Moneybox

Tower Climbers: The Unsung Heroes Who Gave Their Lives for the iPhone Revolution

A utility worker repairs an electrical line
A utility worker repairs an electrical line

Photograph by Chris Hondros/Getty Images.

We think of the smartphone revolution as primarily powered by geeks in Silicon Valley and Chinese parts assemblers, but all these ecosystems are built on a physical made-in-America backbone of utility towers that keep the whole thing running. Pro Publica’s Liz Day and PBS Frontline’s Ryan Knutson have teamed up for a fascinating look at the surprisingly high rates of death and injury in the small occupational niche that involves climbing these towers and making the system work. Unfortunately, I didn’t find “tower climbing, an obscure field with no more than 10,000 workers, has a death rate roughly 10 times that of construction” to be the clearest possible statistical explanation.

But according to the Bureau of Labor Statistics’ chart pack (PDF), construction is the fourth-deadliest sector, with 9.8 deaths per 100,000 after transportation and warehousing (13.7), mining (19.8), and the dread agriculture, forestry, fishing, and hunting (27.9). So if tower climbing is roughly 10 times deadlier than construction, that means it’s about 3.5 times deadlier than the deadliest sector that’s large enough to measure. In other words, it’s really, really deadly.

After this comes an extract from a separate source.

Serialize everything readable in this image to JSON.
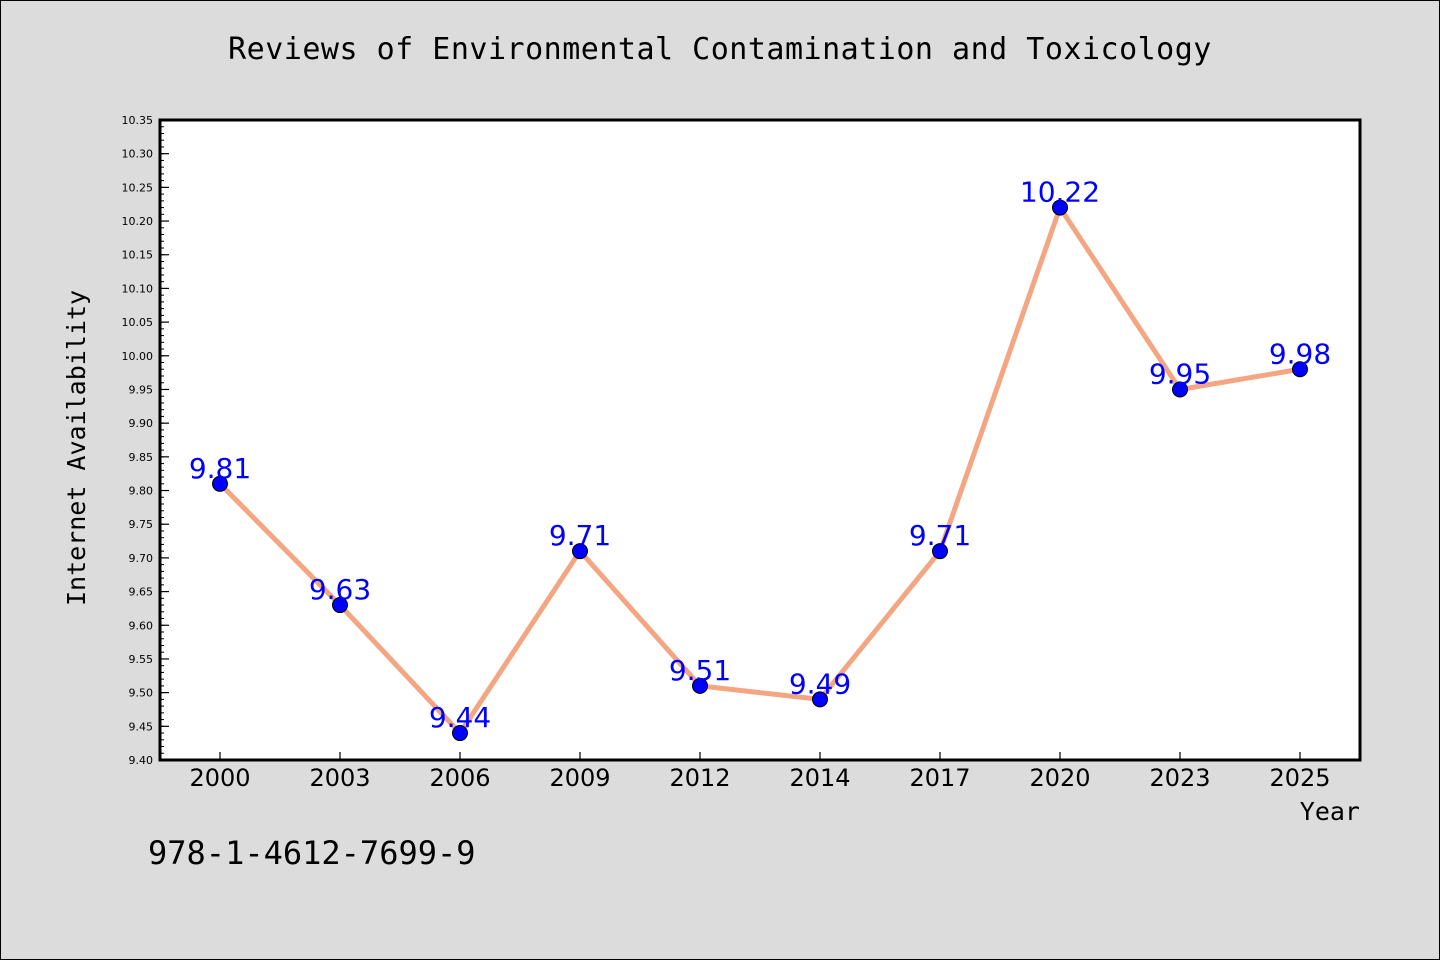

Perhaps in part because the death toll is so high, cellphone network operators don’t employ these people directly. Consequently, no Verizon employees die climbing towers. Instead, the carriers rely on subcontractors that (among other things) help their brands avoid association with deadly falls and crippling injuries. Particularly poignant for longtime iPhone users like me is that by far the largest share of tower climbing deaths involved work on AT&T’s network and “The death toll peaked between 2006 and 2008, as AT&T merged its network with Cingular’s and scrambled to handle traffic generated by the iPhone.” I certainly remember spending plenty of time in that period being frustrated with AT&T’s oft-overburdened network wishing they’d find some way to hurry up and build it out faster. I certainly didn’t think of that as something people died doing even though, obviously, going way up high to the top of a tower is dangerous.